La sélection 2025 de courts métrages déplace notre regard sur le monde.

par Léo Ortuno

Fantastiques, absurdes, queer, mystérieux et politiques, les dix films de la compétition font chacun un pas de côté pour mieux raconter le réel.

Si la reconnexion avec soi-même est souvent associée à la nature, c’est en plein carnaval que le personnage de Samba Infinito renoue avec son enfance. Leonardo Martinelli propose une virée urbaine aussi festive que mélancolique. De façon tout aussi inattendue, Glasses de Yumi Joung, s’ouvre sur une visite chez l’opticien, point de départ d’un périple intérieur où tous les sens sont en éveil.

Plonger dans le passé pour observer le présent avec plus d’acuité, c’est ce que propose l’intrigante fable musicale et sociale réalisée par Róisín Burns. Wonderwall se frotte aux grandes heures de la britpop, revenant sur le conflit Blur/Oasis, vu par une enfant de 9 ans. Avec Critical Condition, Mila Zhluktenko pose sa caméra dans la rédaction du journal l’Ukrainian Independist en 1957. Un voyage dans le temps qui interroge la vie en exil, si loin et pourtant si proche.

L’extravagance pour questionner le genre, c’est une mission que pourrait se donner Bleat! d’Ananth Subramaniam, en plaçant un bouc enceint au coeur d’un village pas vraiment prêt à l’accueillir. Un bêlement tout en finesse et absurdité. Dans Erogenesis, Xandra Popescu imagine un univers dystopique où les femmes explorent le plaisir, tandis que les hommes se musclent en vain. Des visions qui naviguent entre sérieux et plaisanterie, offrant un conte des plus singuliers.

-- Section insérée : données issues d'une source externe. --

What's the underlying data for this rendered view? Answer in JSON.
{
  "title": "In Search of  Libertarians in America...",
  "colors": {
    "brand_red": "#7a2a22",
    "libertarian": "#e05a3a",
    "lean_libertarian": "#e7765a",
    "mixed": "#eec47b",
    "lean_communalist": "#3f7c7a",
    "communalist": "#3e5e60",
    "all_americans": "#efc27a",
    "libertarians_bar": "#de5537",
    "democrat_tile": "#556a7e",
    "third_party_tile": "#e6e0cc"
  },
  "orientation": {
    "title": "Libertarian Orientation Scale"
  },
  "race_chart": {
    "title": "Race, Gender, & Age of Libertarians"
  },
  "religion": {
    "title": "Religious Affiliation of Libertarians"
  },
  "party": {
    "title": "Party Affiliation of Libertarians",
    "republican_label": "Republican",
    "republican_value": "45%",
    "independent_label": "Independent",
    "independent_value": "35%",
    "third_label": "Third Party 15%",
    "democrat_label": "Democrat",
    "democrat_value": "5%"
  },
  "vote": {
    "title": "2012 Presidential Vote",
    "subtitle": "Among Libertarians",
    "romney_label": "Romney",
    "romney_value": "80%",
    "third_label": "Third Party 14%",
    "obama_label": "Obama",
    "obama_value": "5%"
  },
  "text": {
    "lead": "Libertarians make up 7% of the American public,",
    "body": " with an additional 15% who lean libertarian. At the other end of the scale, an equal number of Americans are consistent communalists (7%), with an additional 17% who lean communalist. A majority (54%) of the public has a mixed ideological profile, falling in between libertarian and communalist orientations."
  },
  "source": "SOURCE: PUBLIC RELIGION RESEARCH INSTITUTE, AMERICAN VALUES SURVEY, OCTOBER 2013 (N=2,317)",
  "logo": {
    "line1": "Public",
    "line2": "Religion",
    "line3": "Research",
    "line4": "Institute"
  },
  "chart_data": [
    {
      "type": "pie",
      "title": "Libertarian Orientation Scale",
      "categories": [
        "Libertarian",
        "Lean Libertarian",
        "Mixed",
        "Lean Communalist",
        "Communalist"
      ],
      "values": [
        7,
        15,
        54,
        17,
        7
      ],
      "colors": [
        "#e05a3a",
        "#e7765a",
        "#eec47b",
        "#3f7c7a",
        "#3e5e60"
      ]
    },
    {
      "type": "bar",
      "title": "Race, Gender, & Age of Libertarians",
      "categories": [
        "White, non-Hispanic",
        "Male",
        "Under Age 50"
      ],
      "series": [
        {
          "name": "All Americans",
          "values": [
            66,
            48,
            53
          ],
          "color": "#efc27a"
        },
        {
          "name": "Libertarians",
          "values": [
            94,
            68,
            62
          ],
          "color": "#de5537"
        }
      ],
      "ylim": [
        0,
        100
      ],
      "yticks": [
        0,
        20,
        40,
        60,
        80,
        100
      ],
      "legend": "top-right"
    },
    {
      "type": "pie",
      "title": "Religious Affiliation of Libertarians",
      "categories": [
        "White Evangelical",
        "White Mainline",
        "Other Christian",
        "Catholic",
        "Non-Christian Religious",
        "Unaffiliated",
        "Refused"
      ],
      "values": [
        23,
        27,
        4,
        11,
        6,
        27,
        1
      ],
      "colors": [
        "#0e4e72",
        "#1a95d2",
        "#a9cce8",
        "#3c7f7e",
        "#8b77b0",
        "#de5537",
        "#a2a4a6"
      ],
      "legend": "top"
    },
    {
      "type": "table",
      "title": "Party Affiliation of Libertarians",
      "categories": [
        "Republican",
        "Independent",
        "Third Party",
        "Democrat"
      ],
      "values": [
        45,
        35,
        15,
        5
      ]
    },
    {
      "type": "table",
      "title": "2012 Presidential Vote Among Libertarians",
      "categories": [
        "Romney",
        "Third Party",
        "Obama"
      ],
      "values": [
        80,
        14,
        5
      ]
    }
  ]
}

Le cinéma est aussi une affaire de morale, et les personnages d’Alisveris, de Vasile Todinca, en ont assez peu. Ils forcent une femme à se défaire de tout, dans une inexorable course contre la montre qui l’entraîne vers la précarité. Quant à Carmen Leroi, elle travaille autour des multiples questionnements éthiques qu’elle impose à l’héroïne de Donne Batterie. Un acte de générosité qui se transforme en véritable comédie morale dont on suit les péripéties avec délice.

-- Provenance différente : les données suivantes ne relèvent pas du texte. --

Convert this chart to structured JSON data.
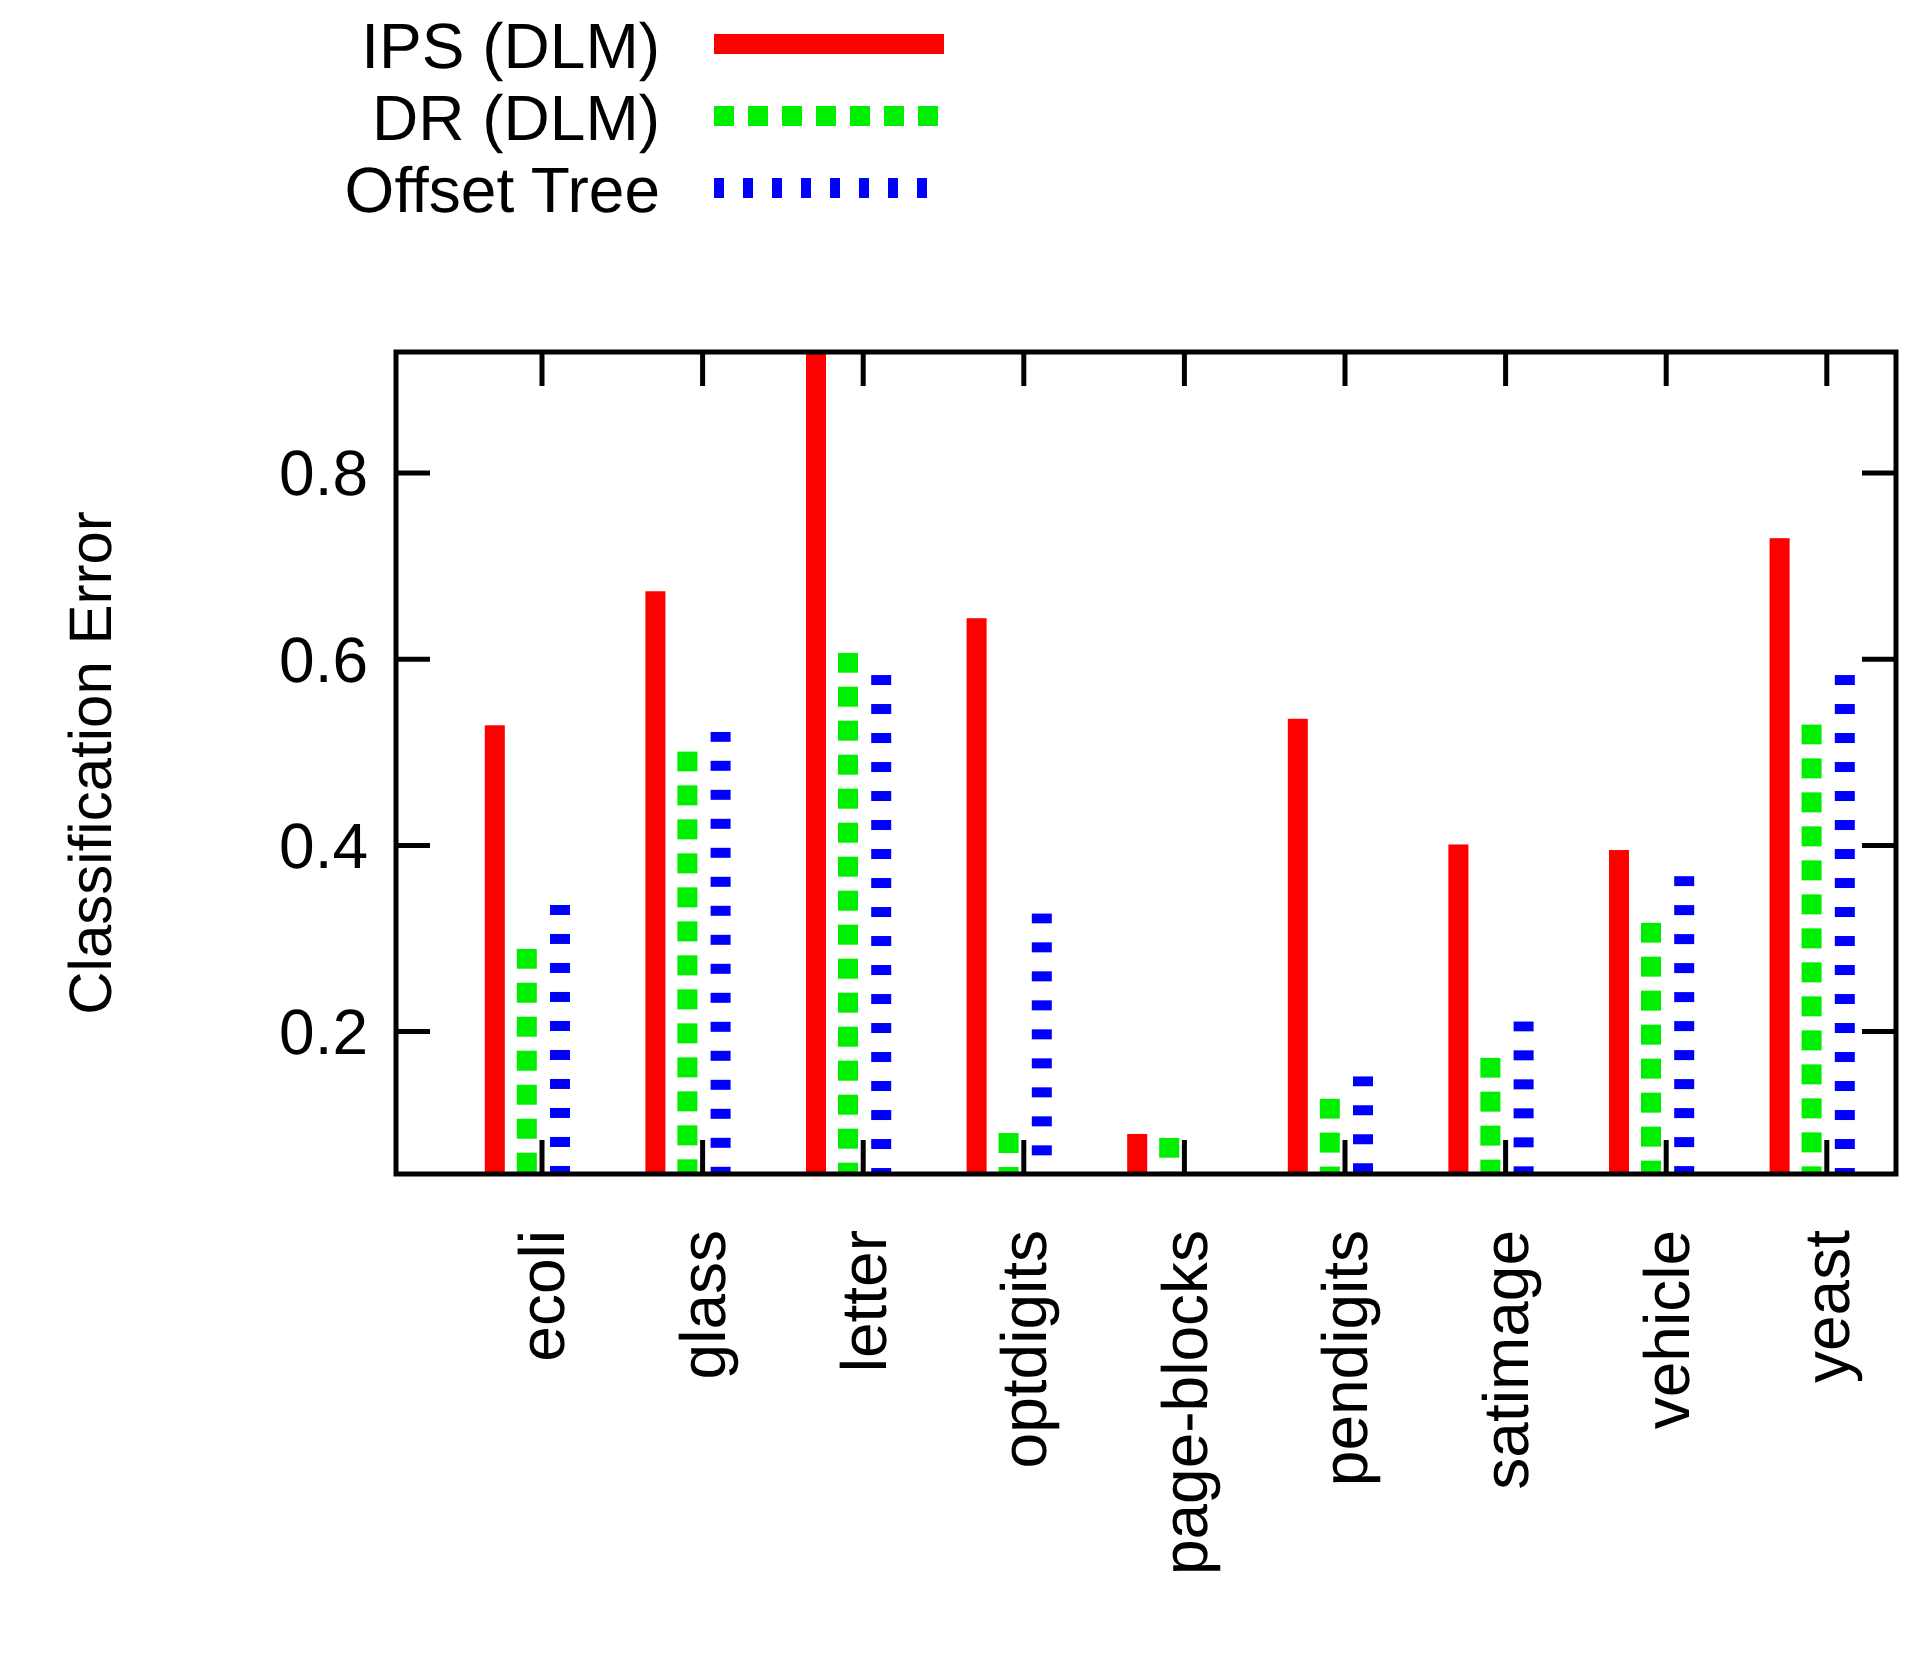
{
  "chart_data": {
    "type": "bar",
    "ylabel": "Classification Error",
    "categories": [
      "ecoli",
      "glass",
      "letter",
      "optdigits",
      "page-blocks",
      "pendigits",
      "satimage",
      "vehicle",
      "yeast"
    ],
    "series": [
      {
        "name": "IPS (DLM)",
        "color": "#ff0000",
        "line_style": "solid",
        "values": [
          0.529,
          0.673,
          0.93,
          0.644,
          0.09,
          0.536,
          0.401,
          0.395,
          0.73
        ]
      },
      {
        "name": "DR (DLM)",
        "color": "#00ee00",
        "line_style": "dashed",
        "values": [
          0.289,
          0.501,
          0.607,
          0.091,
          0.086,
          0.128,
          0.172,
          0.317,
          0.53
        ]
      },
      {
        "name": "Offset Tree",
        "color": "#0000ff",
        "line_style": "dotted",
        "values": [
          0.336,
          0.522,
          0.583,
          0.327,
          null,
          0.152,
          0.211,
          0.367,
          0.583
        ]
      }
    ],
    "ylim": [
      0.047,
      0.93
    ],
    "yticks": [
      0.2,
      0.4,
      0.6,
      0.8
    ],
    "legend": "top left"
  }
}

Enfin, L’mina propose une impressionnante exploration dans les mines de Jerada au Maroc. Randa Maroufi reconstitue un monde artificiel fascinant, où les travailleurs témoignent de la difficulté de leurs conditions. Le dernier voyage de la compétition se fait en train, conduit par l’envoûtant Dieu est timide. À la croisée entre film de genre et drame existentiel, Jocelyn Charles nous entraîne dans un trip halluciné à 300 km/h.

La séance spéciale se teinte d’une douce nostalgie. Agnès Patron évoque l’enfance avec Une Fugue, où la forêt devient un personnage à part entière dans ce jeu de cache-cache entre frère et soeur. Avec Eraserhead in a Knitted Shopping Bag, Lili Koss marche dans les pas de David Lynch en suivant les péripéties d’une adolescente voulant à tout prix découvrir un film, et non des moindres. Pour conclure, Guil Sela, lauréat de la compétition 2024, nous invite à une déambulation dans un Paris olympique avec son irrésistible No Skate!.

La Semaine de la Critique continuera de soutenir les cinéastes de cette sélection. Chaque talent aura l’opportunité d’intégrer l’atelier Next Step, un programme d’accompagnement vers le long métrage.